I would like to know when we can intertwine the integrale with an infinite sum?
Precisely, I would like to compute this integral
$$\int_{0}^{2\pi}\sum_{k=n}^{\infty}e^{ik\theta}d\theta$$
We can write: $$\int_{0}^{2\pi}\sum_{k=n}^{\infty}e^{ik\theta}d\theta=\int_{0}^{2\pi}\lim_{m\to \infty}\sum_{k=n}^{m}e^{ik\theta}d\theta$$
Let $f_m(\theta)=\sum_{k=n}^{m}e^{ik\theta}$ then $f_m$ converges to $\sum_{k=n}^{\infty}e^{ik\theta}$ and $$\lvert f_m(\theta)\rvert \leq \sum_{k=n}^{m} \lvert e^{ik\theta} \rvert= \sum_{k=n}^{m} \lvert e^{kIm(\theta)} \rvert $$
Can we apply the dominated convergence theorem?
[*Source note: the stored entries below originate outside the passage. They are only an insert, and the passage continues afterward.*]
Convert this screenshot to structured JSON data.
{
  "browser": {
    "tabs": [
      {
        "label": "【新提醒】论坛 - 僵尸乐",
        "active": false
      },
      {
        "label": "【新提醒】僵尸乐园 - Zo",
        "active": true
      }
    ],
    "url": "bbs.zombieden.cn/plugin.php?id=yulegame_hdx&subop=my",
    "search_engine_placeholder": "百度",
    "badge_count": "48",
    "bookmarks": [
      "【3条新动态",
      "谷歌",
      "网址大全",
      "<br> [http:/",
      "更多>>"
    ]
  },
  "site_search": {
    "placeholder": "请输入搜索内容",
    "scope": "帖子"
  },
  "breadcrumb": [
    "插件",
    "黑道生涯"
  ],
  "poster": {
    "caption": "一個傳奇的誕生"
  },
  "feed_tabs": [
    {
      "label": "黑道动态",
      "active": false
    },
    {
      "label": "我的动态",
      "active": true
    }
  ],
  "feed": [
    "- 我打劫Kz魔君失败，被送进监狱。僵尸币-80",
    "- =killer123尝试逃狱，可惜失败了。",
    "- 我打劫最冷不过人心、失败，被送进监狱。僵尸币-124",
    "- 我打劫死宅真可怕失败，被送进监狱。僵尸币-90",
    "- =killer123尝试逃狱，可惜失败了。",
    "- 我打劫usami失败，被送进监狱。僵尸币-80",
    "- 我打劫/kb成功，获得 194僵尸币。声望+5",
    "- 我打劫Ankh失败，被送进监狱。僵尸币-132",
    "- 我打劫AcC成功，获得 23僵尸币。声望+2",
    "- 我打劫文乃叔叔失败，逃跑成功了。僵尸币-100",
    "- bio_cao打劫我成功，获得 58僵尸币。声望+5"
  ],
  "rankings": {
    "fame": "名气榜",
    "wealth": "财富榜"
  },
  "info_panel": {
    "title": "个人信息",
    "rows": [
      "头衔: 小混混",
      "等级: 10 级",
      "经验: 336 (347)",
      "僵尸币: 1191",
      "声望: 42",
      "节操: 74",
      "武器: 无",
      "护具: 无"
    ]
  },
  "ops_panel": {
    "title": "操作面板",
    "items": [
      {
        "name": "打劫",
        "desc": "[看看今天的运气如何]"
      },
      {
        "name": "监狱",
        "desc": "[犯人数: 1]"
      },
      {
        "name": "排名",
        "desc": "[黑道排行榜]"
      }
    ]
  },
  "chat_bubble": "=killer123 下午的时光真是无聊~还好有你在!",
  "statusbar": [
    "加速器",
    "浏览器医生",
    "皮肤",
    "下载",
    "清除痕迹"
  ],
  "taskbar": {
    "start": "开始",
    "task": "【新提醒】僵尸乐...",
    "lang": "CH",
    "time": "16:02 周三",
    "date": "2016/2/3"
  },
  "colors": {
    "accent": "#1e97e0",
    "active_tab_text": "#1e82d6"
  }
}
You are starting with this expression: $$\int_{0}^{2\pi}\sum_{k=n}^{\infty}e^{ik\theta}d\theta$$ The way it's written, it only makes sense if $$\sum_{k=n}^{\infty}e^{ik\theta}$$ is defined. But that is an infinite sum whose terms do not approach $0$, so that sum/limit does not exist. So the original expression doesn't have a value in the first place.